Drivers Have High Profile at NTSB

For the Chinese, 1999 is the year of the rabbit. For the National Transportation Safety Board, this is the year of heavy vehicle safety.

Hearings on truck and bus safety, scheduled from April 14 to 16 at Georgetown University, are just the board’s latest look at what has become a high-profile issue, said spokeswoman Lauren Peduzzi.

“We pick a different issue every year,” she said last week.

Jim Hall, chairman of the agency, has been expanding his knowledge about safety problems faced by rank-and-file drivers. Earlier this year, he learned about long-haul trucking operations during a day at U.S. Xpress Enterprises in Chattanooga, Tenn., and he traveled to Australia to explore how that nation’s trucking industry deals with driver fatigue.



The board issued a report on bus safety in April. Another report is scheduled to come out this summer on bus crash-worthiness, and the board plans to hold a hearing in July on how emerging technology can improve truck and bus safety.

This week’s hearings are a top-to-bottom discussion of motor carrier safety, Peduzzi said.

We want to be sure this issue is being looked at objectively, clearing up any misconceptions about the issue, and get the facts on the table,” she said. “Then we can go forward and see what needs to be done to improve highway safety.”

The hearing is divided into four parts, Peduzzi said.
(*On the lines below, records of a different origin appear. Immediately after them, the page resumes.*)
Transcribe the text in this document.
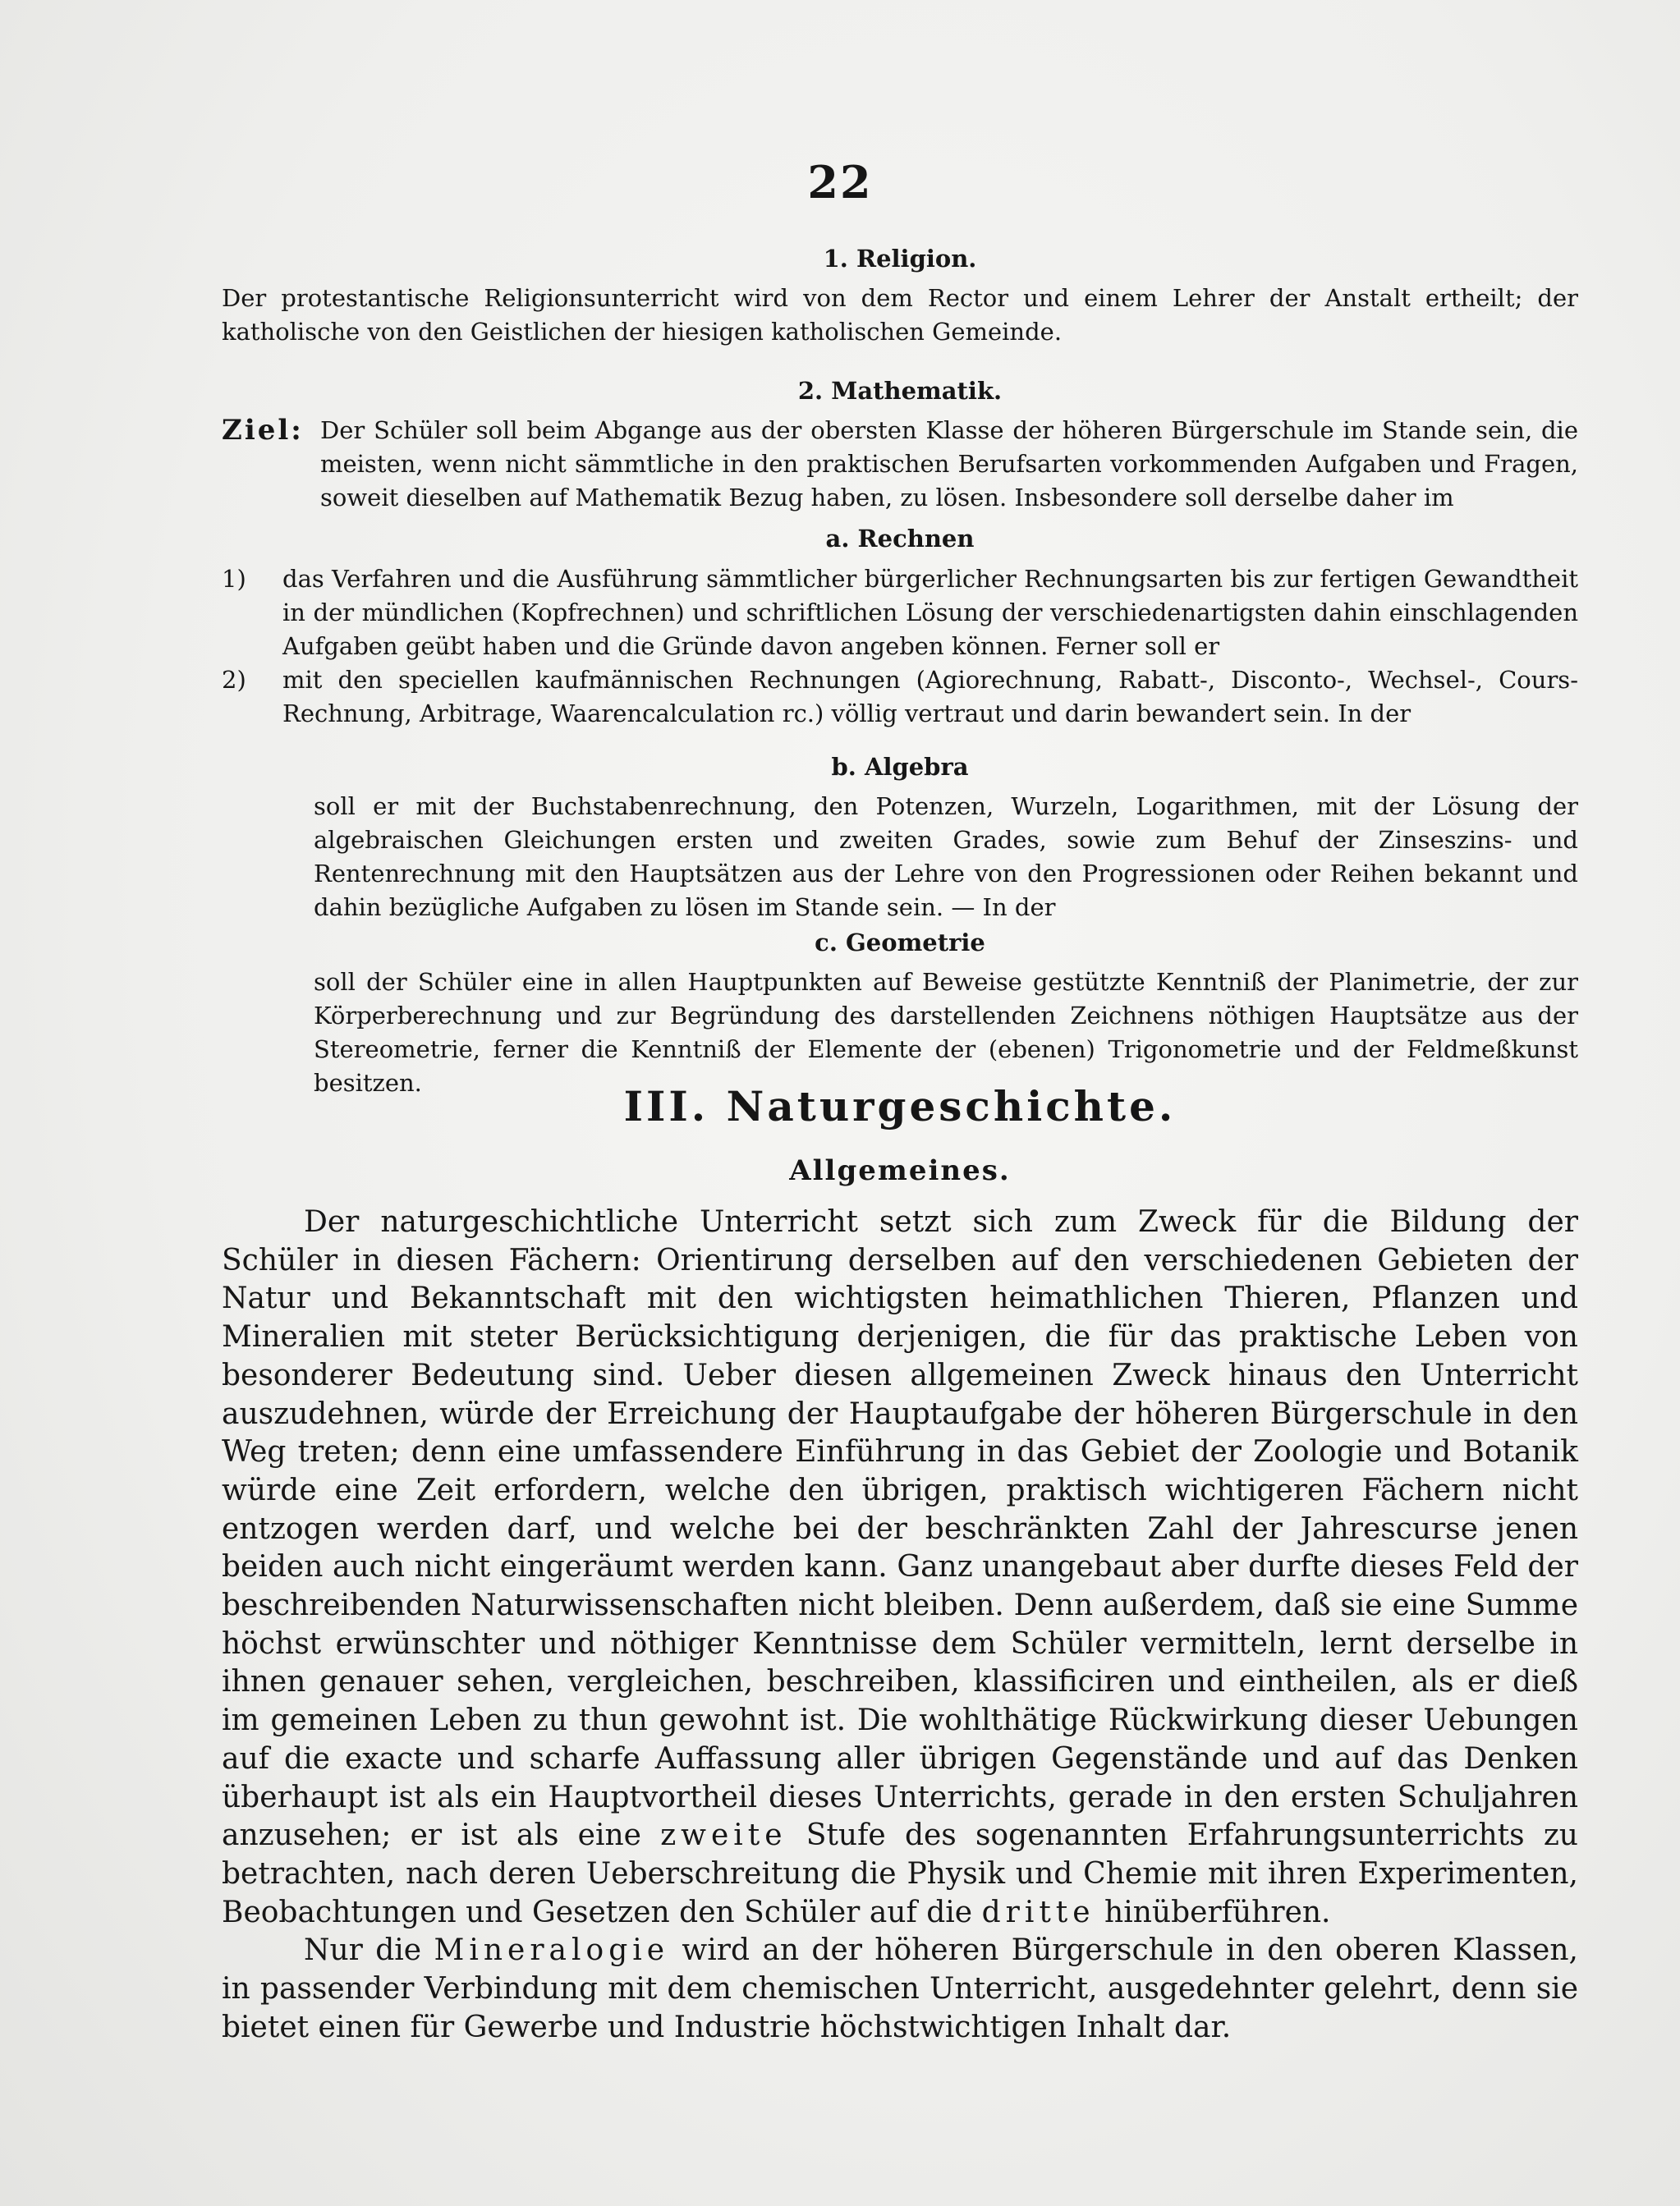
22
1. Religion.
Der protestantische Religionsunterricht wird von dem Rector und einem Lehrer der Anstalt ertheilt; der katholische von den Geistlichen der hiesigen katholischen Gemeinde.
2. Mathematik.
Ziel: Der Schüler soll beim Abgange aus der obersten Klasse der höheren Bürgerschule im Stande sein, die meisten, wenn nicht sämmtliche in den praktischen Berufsarten vorkommenden Aufgaben und Fragen, soweit dieselben auf Mathematik Bezug haben, zu lösen. Insbesondere soll derselbe daher im
a. Rechnen
1)	das Verfahren und die Ausführung sämmtlicher bürgerlicher Rechnungsarten bis zur fertigen Gewandtheit in der mündlichen (Kopfrechnen) und schriftlichen Lösung der verschiedenartigsten dahin einschlagenden Aufgaben geübt haben und die Gründe davon angeben können. Ferner soll er
2)	mit den speciellen kaufmännischen Rechnungen (Agiorechnung, Rabatt-, Disconto-, Wechsel-, Cours-Rechnung, Arbitrage, Waarencalculation rc.) völlig vertraut und darin bewandert sein. In der
b. Algebra
soll er mit der Buchstabenrechnung, den Potenzen, Wurzeln, Logarithmen, mit der Lösung der algebraischen Gleichungen ersten und zweiten Grades, sowie zum Behuf der Zinseszins- und Rentenrechnung mit den Hauptsätzen aus der Lehre von den Progressionen oder Reihen bekannt und dahin bezügliche Aufgaben zu lösen im Stande sein. — In der
c. Geometrie
soll der Schüler eine in allen Hauptpunkten auf Beweise gestützte Kenntniß der Planimetrie, der zur Körperberechnung und zur Begründung des darstellenden Zeichnens nöthigen Hauptsätze aus der Stereometrie, ferner die Kenntniß der Elemente der (ebenen) Trigonometrie und der Feldmeßkunst besitzen.	III. Naturgeschichte.
Allgemeines.

Der naturgeschichtliche Unterricht setzt sich zum Zweck für die Bildung der Schüler in diesen Fächern: Orientirung derselben auf den verschiedenen Gebieten der Natur und Bekanntschaft mit den wichtigsten heimathlichen Thieren, Pflanzen und Mineralien mit steter Berücksichtigung derjenigen, die für das praktische Leben von besonderer Bedeutung sind. Ueber diesen allgemeinen Zweck hinaus den Unterricht auszudehnen, würde der Erreichung der Hauptaufgabe der höheren Bürgerschule in den Weg treten; denn eine umfassendere Einführung in das Gebiet der Zoologie und Botanik würde eine Zeit erfordern, welche den übrigen, praktisch wichtigeren Fächern nicht entzogen werden darf, und welche bei der beschränkten Zahl der Jahrescurse jenen beiden auch nicht eingeräumt werden kann. Ganz unangebaut aber durfte dieses Feld der beschreibenden Naturwissenschaften nicht bleiben. Denn außerdem, daß sie eine Summe höchst erwünschter und nöthiger Kenntnisse dem Schüler vermitteln, lernt derselbe in ihnen genauer sehen, vergleichen, beschreiben, klassificiren und eintheilen, als er dieß im gemeinen Leben zu thun gewohnt ist. Die wohlthätige Rückwirkung dieser Uebungen auf die exacte und scharfe Auffassung aller übrigen Gegenstände und auf das Denken überhaupt ist als ein Hauptvortheil dieses Unterrichts, gerade in den ersten Schuljahren anzusehen; er ist als eine zweite Stufe des sogenannten Erfahrungsunterrichts zu betrachten, nach deren Ueberschreitung die Physik und Chemie mit ihren Experimenten, Beobachtungen und Gesetzen den Schüler auf die dritte hinüberführen.

Nur die Mineralogie wird an der höheren Bürgerschule in den oberen Klassen, in passender Verbindung mit dem chemischen Unterricht, ausgedehnter gelehrt, denn sie bietet einen für Gewerbe und Industrie höchstwichtigen Inhalt dar.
The first part will include a discussion on truck and bus safety from the perspective of truck, bus and automobile drivers, followed by a panel featuring Max Fuller, co-chairman at U.S. Xpress; Jim Hebe, chief executive officer of Freightliner Corp.; and Ed Rastatter, policy director for the National Industrial Transportation League.

The second part will offer dialogue on the topic “Safety — Do We Need to Refocus?” featuring Julie Cirillo, program manager for the Motor Carrier and Highway Safety business unit, and Harry Eubanks, chairman of the Commercial Vehicle Safety Alliance, and an examination of how best to determine statistically whether highways are getting safer entitled “Do the Numbers Tell the Story?”.

Third, Jim York, safety director of the National Private Truck Council; Todd Spencer, executive vice president of the Owner-Operator Independent Drivers Association; and Bill Leasure of the Truck Manufacturers Association will describe looming changes in the industry. That talk will be followed by a look at the state of the federal motor carrier safety program as seen from the perspectives of government, trucking and the insurance industry.

The meeting will conclude with a discussion of future oversight options, featuring Cirillo and safety advocate Joan Claybrook.